Mr More ventured over to New Zealand first.
"We didn't know what we were coming into and we had a salon near Brighton but he got in touch and said 'sell the business as quick as you can', so that is what I did."
Mrs More arrived in New Zealand in March 1954, after a six-week voyage by boat.
The couple made their home in the Bay of Plenty in 1961 and opened up a hair salon on Bureta Rd, Otumoetai, which they owned for six years.
The couple went back and forth to the Northern Hemisphere for 30-odd years before spending six months in their native homeland to decide where they would live out the rest of their days.
They chose New Zealand.
Mrs More's husband died in 1985.
"He was on the roof one minute and in the hospital the next.
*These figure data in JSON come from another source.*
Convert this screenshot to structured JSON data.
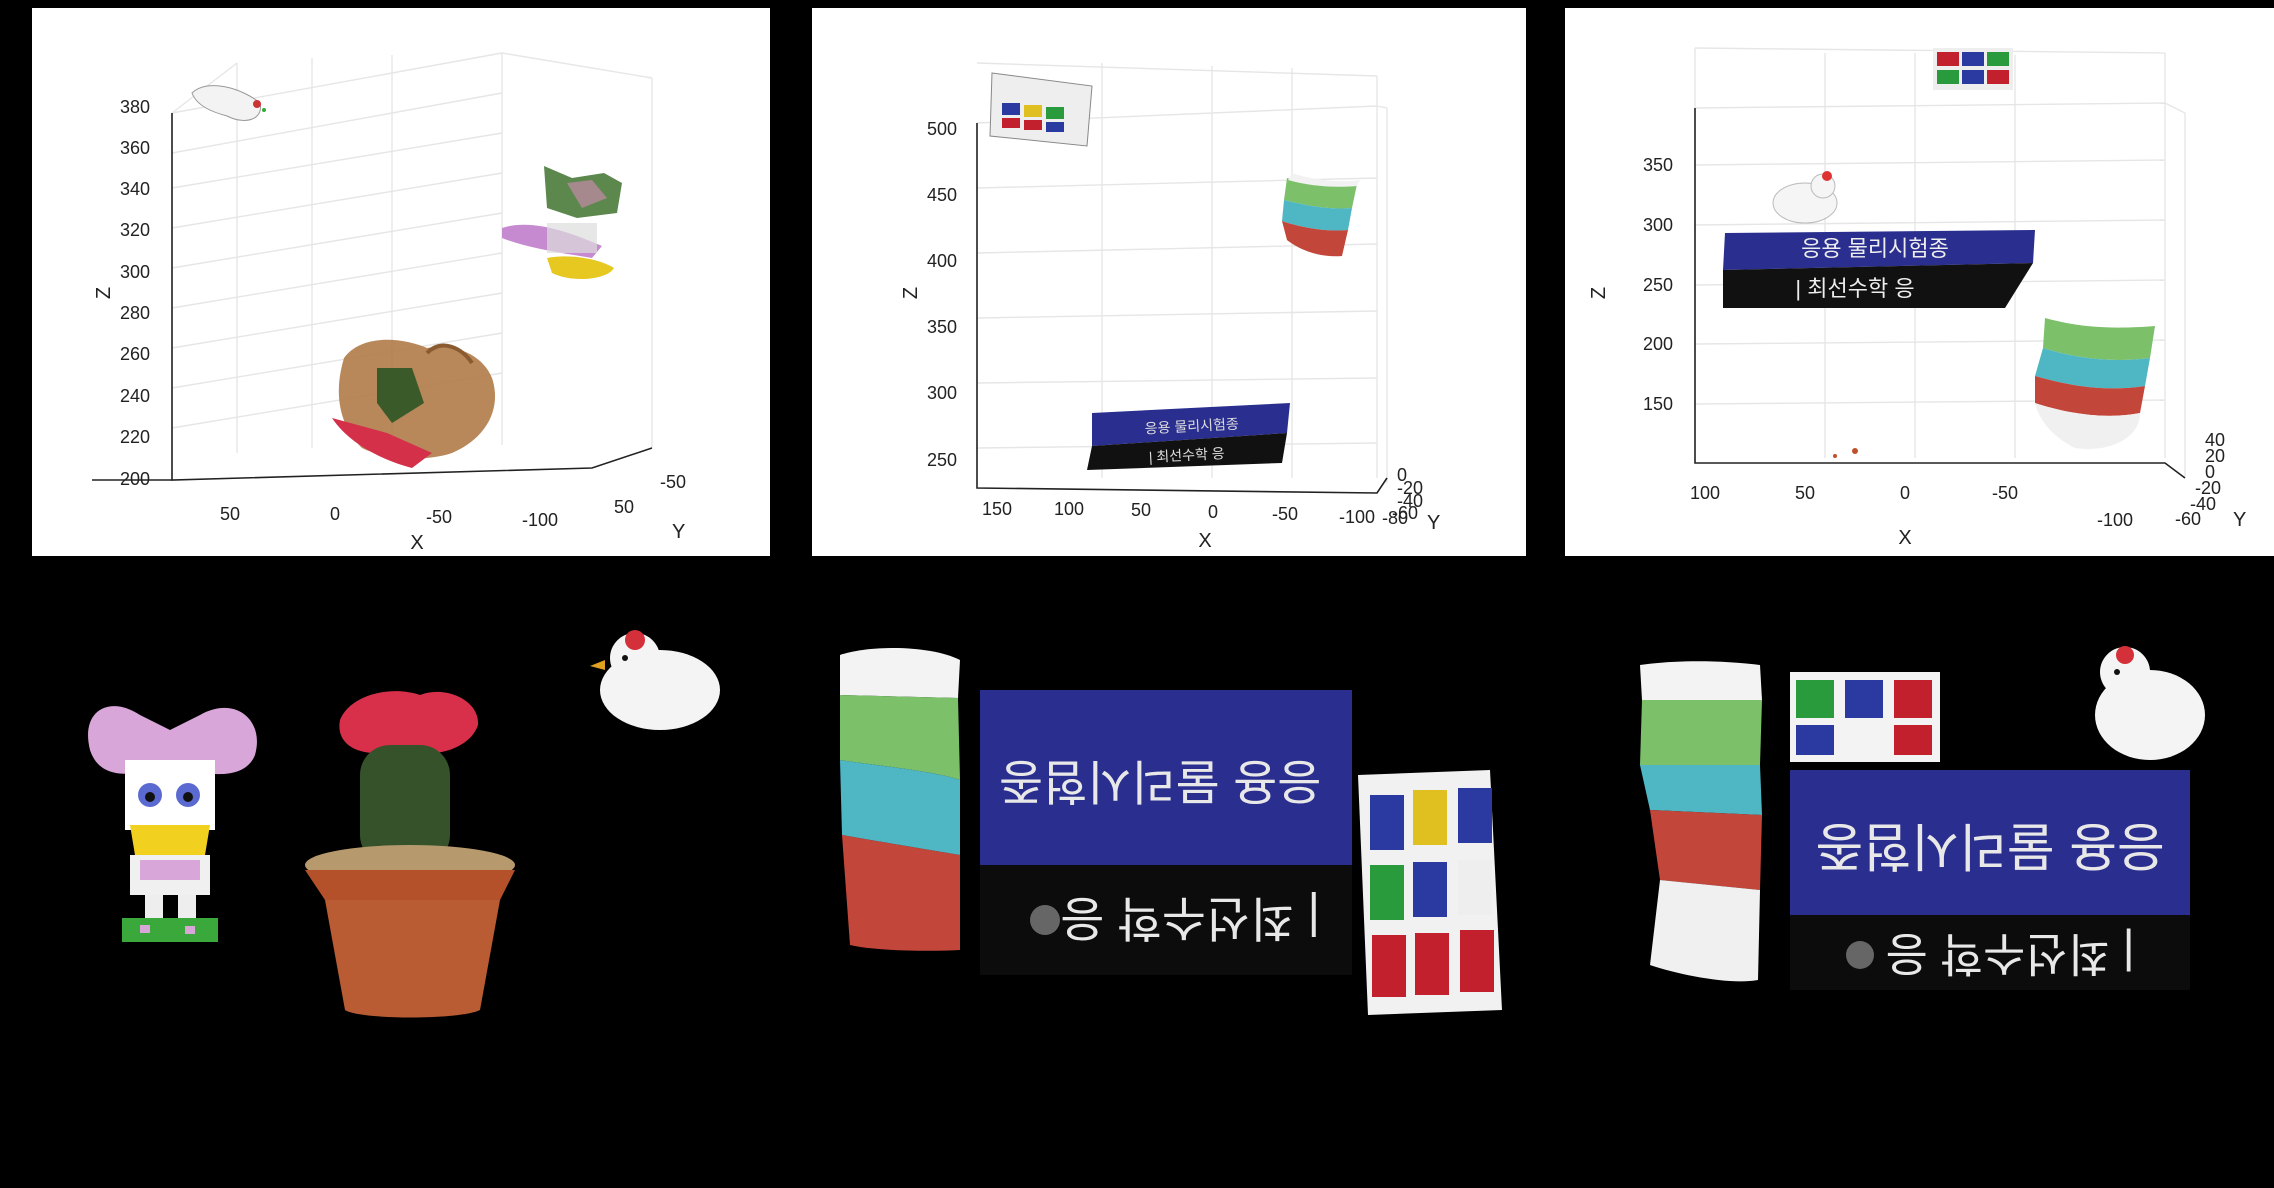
{
  "plots": [
    {
      "id": "a",
      "xlabel": "X",
      "ylabel": "Y",
      "zlabel": "Z",
      "zticks": [
        "380",
        "360",
        "340",
        "320",
        "300",
        "280",
        "260",
        "240",
        "220",
        "200"
      ],
      "xticks": [
        "50",
        "0",
        "-50",
        "-100"
      ],
      "yticks": [
        "-50",
        "50"
      ]
    },
    {
      "id": "b",
      "xlabel": "X",
      "ylabel": "Y",
      "zlabel": "Z",
      "zticks": [
        "500",
        "450",
        "400",
        "350",
        "300",
        "250"
      ],
      "xticks": [
        "150",
        "100",
        "50",
        "0",
        "-50",
        "-100"
      ],
      "yticks": [
        "0",
        "-20",
        "-40",
        "-60",
        "-80"
      ]
    },
    {
      "id": "c",
      "xlabel": "X",
      "ylabel": "Y",
      "zlabel": "Z",
      "zticks": [
        "350",
        "300",
        "250",
        "200",
        "150"
      ],
      "xticks": [
        "100",
        "50",
        "0",
        "-50",
        "-100"
      ],
      "yticks": [
        "40",
        "20",
        "0",
        "-20",
        "-40",
        "-60"
      ]
    }
  ],
  "book": {
    "top_spine_text": "응용 물리시험종",
    "bottom_spine_text": "| 최선수학 응"
  },
  "colors": {
    "background": "#000000",
    "book_blue": "#2a2f8f",
    "cup_green": "#7cc06a",
    "cup_cyan": "#4fb7c4",
    "cup_red": "#c2473a",
    "cube_red": "#c2202c",
    "cube_green": "#2a9b3c",
    "cube_blue": "#2b3aa0",
    "cube_yellow": "#e0c020"
  }
}
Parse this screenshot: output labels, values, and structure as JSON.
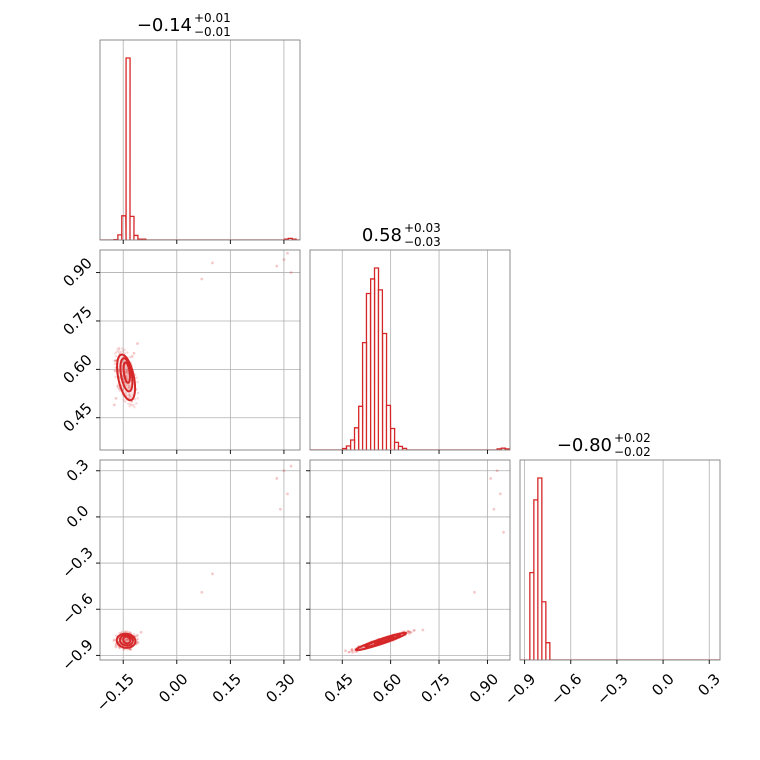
{
  "chart_data": {
    "type": "corner",
    "color": "#d62728",
    "titles": [
      {
        "value": "−0.14",
        "plus": "+0.01",
        "minus": "−0.01"
      },
      {
        "value": "0.58",
        "plus": "+0.03",
        "minus": "−0.03"
      },
      {
        "value": "−0.80",
        "plus": "+0.02",
        "minus": "−0.02"
      }
    ],
    "parameters": [
      {
        "index": 0,
        "range": [
          -0.215,
          0.345
        ],
        "ticks": [
          -0.15,
          0.0,
          0.15,
          0.3
        ],
        "tick_labels": [
          "−0.15",
          "0.00",
          "0.15",
          "0.30"
        ],
        "histogram": {
          "bin_width": 0.0112,
          "bins": [
            [
              -0.176,
              2
            ],
            [
              -0.165,
              28
            ],
            [
              -0.154,
              133
            ],
            [
              -0.142,
              1000
            ],
            [
              -0.131,
              130
            ],
            [
              -0.12,
              25
            ],
            [
              -0.109,
              5
            ],
            [
              -0.098,
              5
            ],
            [
              0.301,
              5
            ],
            [
              0.312,
              9
            ],
            [
              0.323,
              5
            ]
          ]
        }
      },
      {
        "index": 1,
        "range": [
          0.35,
          0.97
        ],
        "ticks": [
          0.45,
          0.6,
          0.75,
          0.9
        ],
        "tick_labels": [
          "0.45",
          "0.60",
          "0.75",
          "0.90"
        ],
        "histogram": {
          "bin_width": 0.0124,
          "bins": [
            [
              0.451,
              8
            ],
            [
              0.463,
              22
            ],
            [
              0.476,
              55
            ],
            [
              0.488,
              122
            ],
            [
              0.501,
              240
            ],
            [
              0.513,
              590
            ],
            [
              0.525,
              860
            ],
            [
              0.538,
              940
            ],
            [
              0.55,
              1000
            ],
            [
              0.562,
              880
            ],
            [
              0.575,
              640
            ],
            [
              0.587,
              245
            ],
            [
              0.6,
              118
            ],
            [
              0.612,
              42
            ],
            [
              0.624,
              20
            ],
            [
              0.637,
              9
            ],
            [
              0.93,
              6
            ],
            [
              0.943,
              10
            ],
            [
              0.955,
              6
            ]
          ]
        }
      },
      {
        "index": 2,
        "range": [
          -0.93,
          0.37
        ],
        "ticks": [
          -0.9,
          -0.6,
          -0.3,
          0.0,
          0.3
        ],
        "tick_labels": [
          "−0.9",
          "−0.6",
          "−0.3",
          "0.0",
          "0.3"
        ],
        "histogram": {
          "bin_width": 0.026,
          "bins": [
            [
              -0.866,
              480
            ],
            [
              -0.84,
              880
            ],
            [
              -0.814,
              1000
            ],
            [
              -0.788,
              320
            ],
            [
              -0.762,
              95
            ]
          ]
        }
      }
    ],
    "scatter_sample": {
      "p0_p1": [
        [
          -0.139,
          0.595
        ],
        [
          -0.15,
          0.57
        ],
        [
          -0.16,
          0.54
        ],
        [
          -0.13,
          0.62
        ],
        [
          -0.12,
          0.65
        ],
        [
          -0.17,
          0.51
        ],
        [
          -0.11,
          0.68
        ],
        [
          -0.145,
          0.56
        ],
        [
          -0.135,
          0.61
        ],
        [
          -0.155,
          0.58
        ],
        [
          -0.175,
          0.49
        ],
        [
          -0.125,
          0.64
        ],
        [
          0.1,
          0.93
        ],
        [
          0.07,
          0.88
        ],
        [
          0.28,
          0.92
        ],
        [
          0.3,
          0.94
        ],
        [
          0.32,
          0.9
        ],
        [
          0.31,
          0.96
        ]
      ],
      "p0_p2": [
        [
          -0.14,
          -0.8
        ],
        [
          -0.15,
          -0.815
        ],
        [
          -0.13,
          -0.79
        ],
        [
          -0.16,
          -0.83
        ],
        [
          -0.12,
          -0.78
        ],
        [
          -0.145,
          -0.805
        ],
        [
          -0.135,
          -0.795
        ],
        [
          -0.11,
          -0.77
        ],
        [
          -0.17,
          -0.845
        ],
        [
          -0.1,
          -0.75
        ],
        [
          0.1,
          -0.37
        ],
        [
          0.07,
          -0.49
        ],
        [
          0.28,
          0.25
        ],
        [
          0.3,
          0.3
        ],
        [
          0.31,
          0.15
        ],
        [
          0.29,
          0.05
        ],
        [
          0.32,
          0.33
        ]
      ],
      "p1_p2": [
        [
          0.58,
          -0.8
        ],
        [
          0.56,
          -0.815
        ],
        [
          0.6,
          -0.785
        ],
        [
          0.54,
          -0.83
        ],
        [
          0.62,
          -0.77
        ],
        [
          0.5,
          -0.85
        ],
        [
          0.66,
          -0.75
        ],
        [
          0.48,
          -0.86
        ],
        [
          0.7,
          -0.735
        ],
        [
          0.46,
          -0.87
        ],
        [
          0.86,
          -0.49
        ],
        [
          0.91,
          0.25
        ],
        [
          0.93,
          0.3
        ],
        [
          0.94,
          0.15
        ],
        [
          0.92,
          0.05
        ],
        [
          0.95,
          -0.1
        ]
      ]
    },
    "contours": {
      "p0_p1": [
        {
          "center": [
            -0.14,
            0.59
          ],
          "semi_axes": [
            0.008,
            0.032
          ],
          "tilt": 0.12
        },
        {
          "center": [
            -0.141,
            0.583
          ],
          "semi_axes": [
            0.015,
            0.052
          ],
          "tilt": 0.15
        },
        {
          "center": [
            -0.142,
            0.575
          ],
          "semi_axes": [
            0.022,
            0.072
          ],
          "tilt": 0.18
        }
      ],
      "p0_p2": [
        {
          "center": [
            -0.14,
            -0.8
          ],
          "semi_axes": [
            0.01,
            0.022
          ],
          "tilt": 0.05
        },
        {
          "center": [
            -0.141,
            -0.802
          ],
          "semi_axes": [
            0.018,
            0.034
          ],
          "tilt": 0.05
        },
        {
          "center": [
            -0.142,
            -0.805
          ],
          "semi_axes": [
            0.026,
            0.046
          ],
          "tilt": 0.05
        }
      ],
      "p1_p2": [
        {
          "center": [
            0.58,
            -0.8
          ],
          "semi_axes": [
            0.035,
            0.006
          ],
          "tilt": 0.62
        },
        {
          "center": [
            0.575,
            -0.805
          ],
          "semi_axes": [
            0.065,
            0.01
          ],
          "tilt": 0.62
        },
        {
          "center": [
            0.57,
            -0.81
          ],
          "semi_axes": [
            0.095,
            0.014
          ],
          "tilt": 0.62
        }
      ]
    },
    "grid": true
  }
}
Just two hours and he was gone, with a heart attack there was no saving him.
"After his death, I just thought life goes on. I've still got to go travelling, I have still got to move."
She went back to the UK for six years, but having been away from her birthplace for so long she did not feel at home anymore.
"I said to my sisters, 'I am going back to New Zealand'. They wanted to know why and I said 'I have got more friends in New Zealand than I have in England', because I didn't see them [friends in England] anymore than I would hear from them in letters."
Mrs More said there was no secret to her long life. Her eldest sister, Dafine, lived until she was 106. "I've just lived and enjoyed everything."
She said she always ate "good, sensible food" and travel kept her mind active. She had been living in New Zealand, by herself and still independently, for 22 years.
"I will be here for as long as I can," she said.